Friday, October 5, 2012

Mini Conferences

Over the past few years as I've become more aware of the necessity to improve my teaching strategies, I've read about the importance of having individual conferences regularly with your students.  I've struggled with finding the time to do this, especially in high school where you only see the students for 1 hour a day and typically have between 20 and 35 students in a class.  Over the last year I've managed to find a starting point.  Today I did this with my grade 9's and found it very successful.  Here is what I do.

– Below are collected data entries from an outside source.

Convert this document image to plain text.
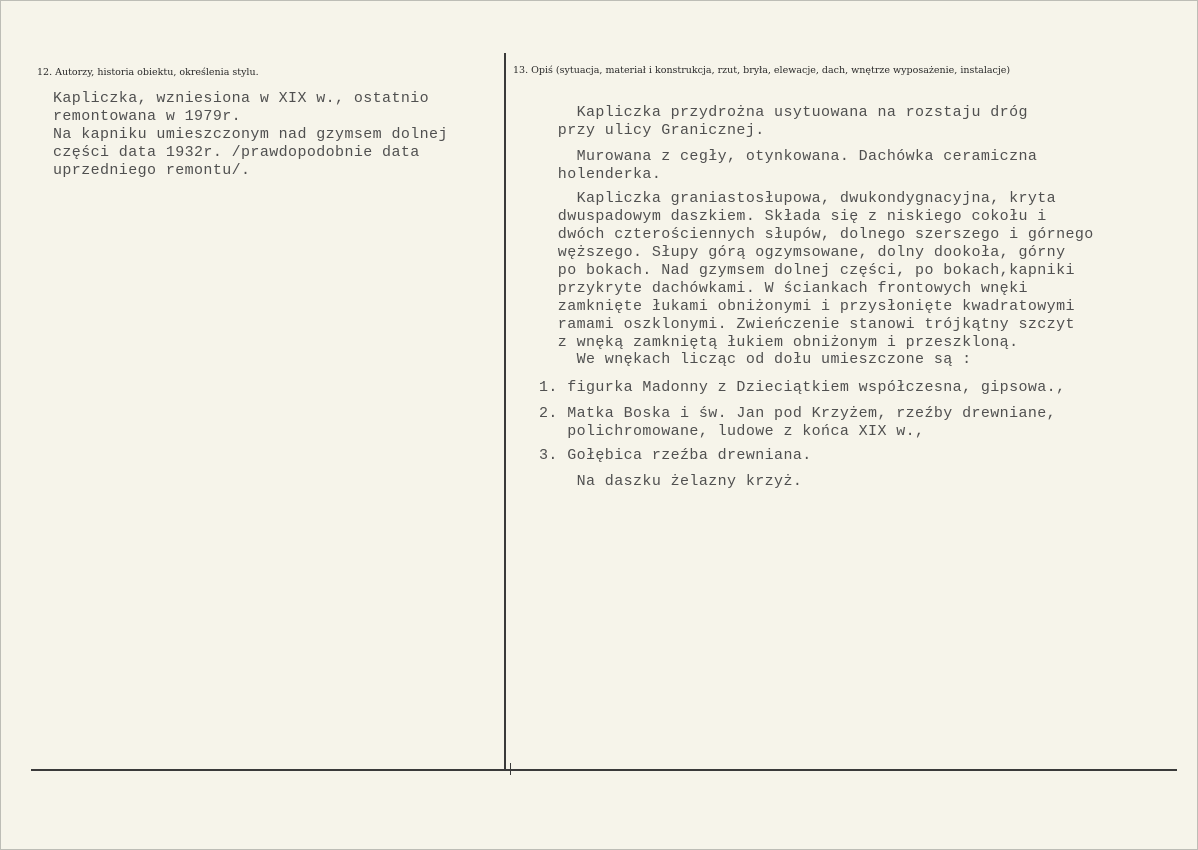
12. Autorzy, historia obiektu, określenia stylu.	13. Opiś (sytuacja, materiał i konstrukcja, rzut, bryła, elewacje, dach, wnętrze wyposażenie, instalacje)
Kapliczka, wzniesiona w XIX w., ostatnio
remontowana w 1979r.
Na kapniku umieszczonym nad gzymsem dolnej
części data 1932r. /prawdopodobnie data
uprzedniego remontu/.
Kapliczka przydrożna usytuowana na rozstaju dróg
przy ulicy Granicznej.
Murowana z cegły, otynkowana. Dachówka ceramiczna
holenderka.
Kapliczka graniastosłupowa, dwukondygnacyjna, kryta
dwuspadowym daszkiem. Składa się z niskiego cokołu i
dwóch czterościennych słupów, dolnego szerszego i górnego
węższego. Słupy górą ogzymsowane, dolny dookoła, górny
po bokach. Nad gzymsem dolnej części, po bokach,kapniki
przykryte dachówkami. W ściankach frontowych wnęki
zamknięte łukami obniżonymi i przysłonięte kwadratowymi
ramami oszklonymi. Zwieńczenie stanowi trójkątny szczyt
z wnęką zamkniętą łukiem obniżonym i przeszkloną.
We wnękach licząc od dołu umieszczone są :
1. figurka Madonny z Dzieciątkiem współczesna, gipsowa.,
2. Matka Boska i św. Jan pod Krzyżem, rzeźby drewniane,
polichromowane, ludowe z końca XIX w.,
3. Gołębica rzeźba drewniana.
Na daszku żelazny krzyż.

Yesterday the students wrote an assessment.  My weekly assessment's are not summative in nature - I will record their level of understanding to collect evidence of learning, but we are to learn from the results, which really makes them formative in nature and we will do additional assessments based on what we get from the assessment.  But the kicker is that I have to make sure that the feedback the students are getting from these is effective and will move learning forward.  I'm starting to figure this out.  I haven't mastered it by any means, but I am getting better.   What I did today was taught the next lesson and then while the student's were working on their practice, I called the students up one at a time.  We looked through their assessment.  Some students I gave a second opportunity on a particular question.  Some had not answered the question in it's entirety so I gave them an opportunity to complete it so I could really gage their level of understanding.  Others had made one mistake at a particular level so I allowed them a second chance to see if they just had a mental block yesterday.  Then for those who had questions incorrect, we discussed these.  I asked how they had arrived at their answer so that I wasn't assuming an incorrect thought and then we corrected that misconception.  It went really well.  I had enough time with the students and they got 1 on 1 feedback.  I then had them complete their learning log as a reflection on the assessment.  The three questions I asked were:  What was one thing you were proud of; What was one thing you were disappointed in; and What follow up needs to be done to improve?   I was impressed with their reflections.  I had a student who was proud that she tried on the exam, but knew that her follow up was to practice more.  I had a student who, the day before the assessment wrote that he was struggling with this material, get a 2.5 and write he was proud of how well he had done!   I had a student who had 3.5, write for his follow up that he needs to spend more time reviewing his assessment before handing it in.   These are good reflections and ones that need to be followed up on after the next assessment to see if they made those changes!

I am happy with how it went and plan on continuing this process.  My next goal would be to find time to do this before the assessment as well!